Failed to determine 'entailment' label id from the label2id mapping in the model config. Setting to -1. Define a descriptive label2id mapping in the model config to ensure correct outputs.


In [29]:
# Define a function to classify the prompt
def classify_prompt(prompt):
    # List of candidate labels (in this case, indicating whether the text is an injection or not)
    candidate_labels = ["Injection", "Normal"]
    
    # Perform zero-shot classification
    output = classifier(prompt, candidate_labels)
    
    # Return the result
    return 1 if output['labels'][0] == "Injection" else 0

In [30]:
# Apply classifier on both training and testing datasets
data_train["predicted_label"] = data_train["prompt"].apply(classify_prompt)
data_test["predicted_label"] = data_test["prompt"].apply(classify_prompt)

### 4. RESULT ANALYSIS

In [31]:
# Import performance metrics libraries
from sklearn.metrics import accuracy_score, precision_score, recall_score, f1_score

# Prepare a variable to keep track of the models' performance
results = pd.DataFrame(columns=["accuracy", "precision", "recall", "f1 score"])

for data in [("Training Data", data_train),("Testing Data", data_test)]:

    # Initialize actual and predicted labels
    y_test = data[1]["label"]
    y_predict = data[1]["predicted_label"]
    
    # Calculate performance metrics
    accuracy = accuracy_score(y_test, y_predict)
    precision = precision_score(y_test, y_predict)
    recall = recall_score(y_test, y_predict)
    f1 = f1_score(y_test, y_predict)

    # Store performance metrics
    results.loc[data[0]] = [accuracy, precision, recall, f1]

In [35]:
# Check obtained results
results

Unnamed: 0,accuracy,precision,recall,f1 score
Training Data,0.391941,0.375242,0.955665,0.538889
Testing Data,0.491379,0.504762,0.883333,0.642424


From the results above we can notice the following points:

**Training Accuracy:**
- The training accuracy is relatively low (39.19%), which might indicate that the model is not fitting the training data well.

**Precision and Recall:**
- The precision on training data (37.52%) suggests that when the model predicts an injection, it is correct around 37.52% of the time.
- The recall on training data (95.57%) indicates that the model captures a high percentage of actual injections. However, the low precision suggests that there are many false positives.

**Testing Accuracy:**
- The testing accuracy (49.14%) is slightly better than the training accuracy, but still not very high.
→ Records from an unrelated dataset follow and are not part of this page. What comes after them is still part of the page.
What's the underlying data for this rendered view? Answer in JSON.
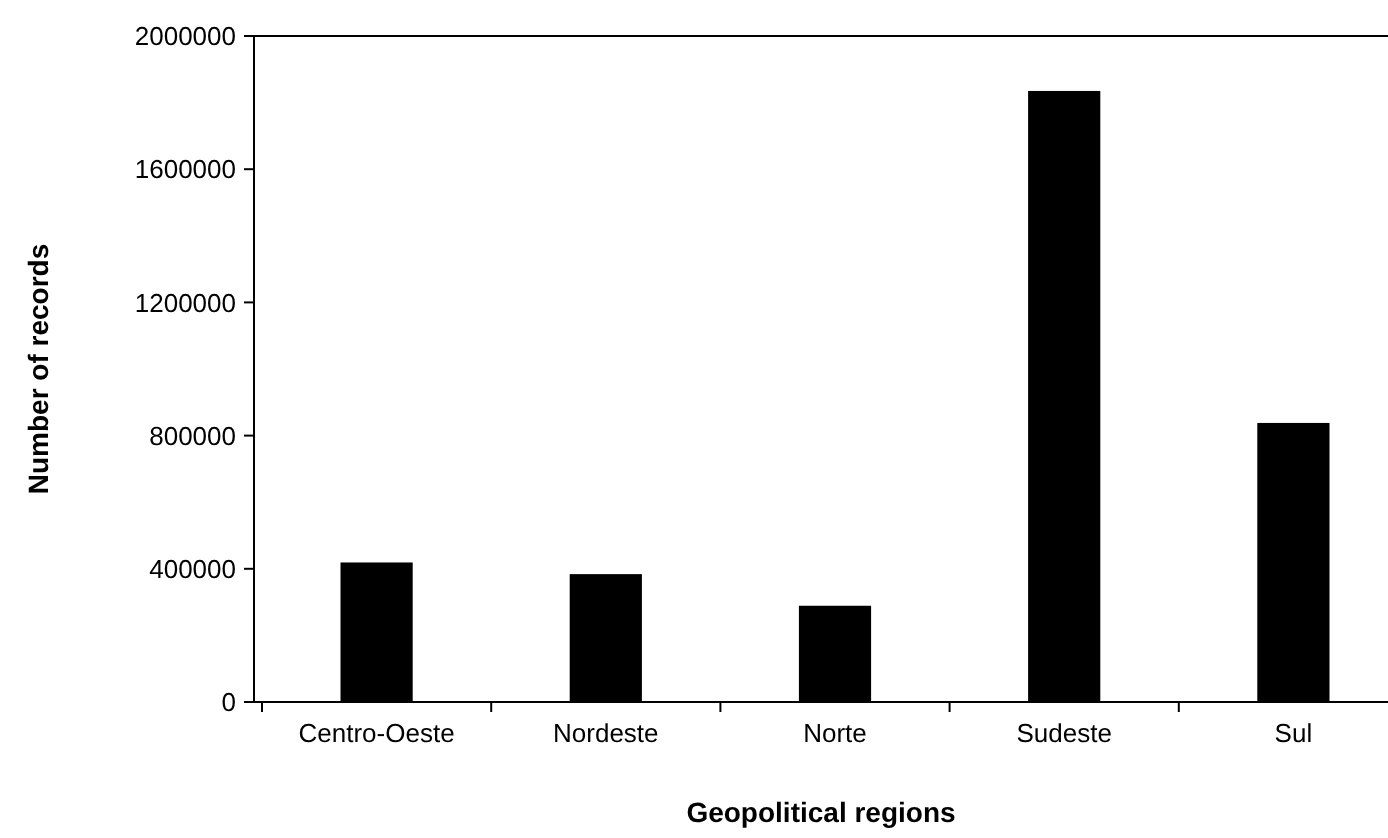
{
  "chart_data": {
    "type": "bar",
    "xlabel": "Geopolitical regions",
    "ylabel": "Number of records",
    "categories": [
      "Centro-Oeste",
      "Nordeste",
      "Norte",
      "Sudeste",
      "Sul"
    ],
    "values": [
      419000,
      384000,
      289000,
      1835000,
      838000
    ],
    "color": "#000000",
    "ylim": [
      0,
      2000000
    ],
    "yticks": [
      0,
      400000,
      800000,
      1200000,
      1600000,
      2000000
    ],
    "grid": false
  }
}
**Precision and Recall on Testing Data:**
- The precision on testing data (50.48%) is slightly higher than in training, indicating that when the model predicts an injection, it is correct around 50.48% of the time.
- The recall on testing data (88.33%) suggests that the model captures a high percentage of actual injections in the testing set, but there might be cases it misses.

**F1 Score:**
- The F1 score on both training (53.89%) and testing data (64.24%) is a harmonic mean of precision and recall. It's a balanced metric, and in this case, the testing F1 score is higher, which is a positive sign.